Selon le magazine Présence, spécialisé en information religieuse québécoise, canadienne et internationale, « la décision des Sulpiciens de congédier les professionnels responsables de la conservation de leurs archives suscite à la fois des réactions de colère et d’inquiétude au Québec ».

Le Regroupement des archivistes religieux (RAR) a par exemple dénoncé l’attitude de la direction des Sulpiciens dans une lettre ouverte, que l’on peut lire depuis son site Internet. Ces spécialistes pointent du doigt le peu de cas qui est fait des archives au Québec. Plusieurs centres, vivant de peine et de misère, ont dû faire face à des coupures supplémentaires au cours des dernières années.

David Bureau, président du conseil d’administration du RAR, écrit ceci : « Manque d’argent, manque de ressources matérielles (particulièrement pour l’entreposage adéquat), manque de personnel : tous des facteurs aggravants qui se sont accumulés depuis près de 20 ans et qui nous forcent aujourd’hui à constater que même des archives que nous croyions essentielles et inattaquables peuvent subitement être en danger. »

Or, « les archives religieuses sont une clé pour comprendre notre cheminement collectif et pour initier les plus jeunes à la richesse de notre histoire », dit-il. Selon ce spécialiste, le gouvernement du Québec n’a pas pris les dispositions nécessaires pour corriger le mauvais sort fait aux archives. Si bien que la situation ne fait que s’aggraver.

Si le gouvernement a annoncé consacrer 15 millions $ au patrimoine religieux récemment, rien n’est fait en particulier pour les archives religieuses, lesquelles constituent une importante mémoire de la société québécoise dans plusieurs secteurs d’activité humaine. « Cet exercice est absolument futile, avance M. Bureau, si aucun montant n’est accordé à la préservation des archives religieuses. » Il ajoute que, ce faisant, « on ne fait que maintenir debout des coquilles vides » en attendant que le pire survienne.

« Ce qui nous frappe et nous blesse profondément dans le drame des archives sulpiciennes, c’est le désintérêt d’hommes d’Église pour l’histoire de leur propre congrégation et de sa contribution à la société québécoise », lance M. Bureau.

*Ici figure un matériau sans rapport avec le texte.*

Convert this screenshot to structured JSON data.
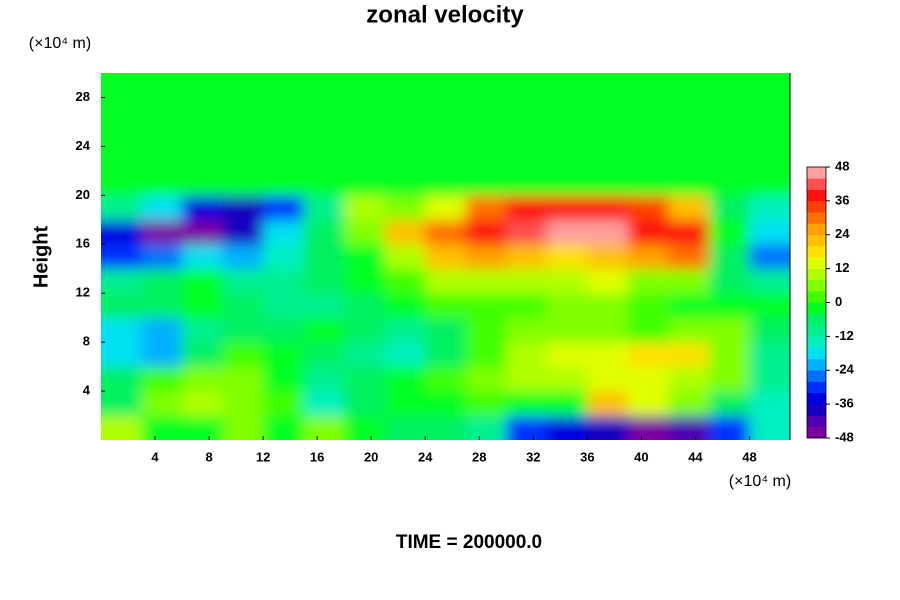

« Nous voulons bien accorder le bénéfice du doute aux pères Mora, Rojas, Arfuch et Lussier de ne pas connaître parfaitement leur fonds documentaire. Mais cela ne les dégage en rien de leur responsabilité – sinon envers leur congrégation au moins envers la population québécoise et canadienne. » Et le président de cette association d’archivistes d’ajouter, au nom des membres de son conseil d’administration, qu’il déplore également le silence de l’archevêché de Montréal, lequel devrait rapidement « mettre en place un plan d’urgence concret pour les archives de toutes les communautés sur son territoire ».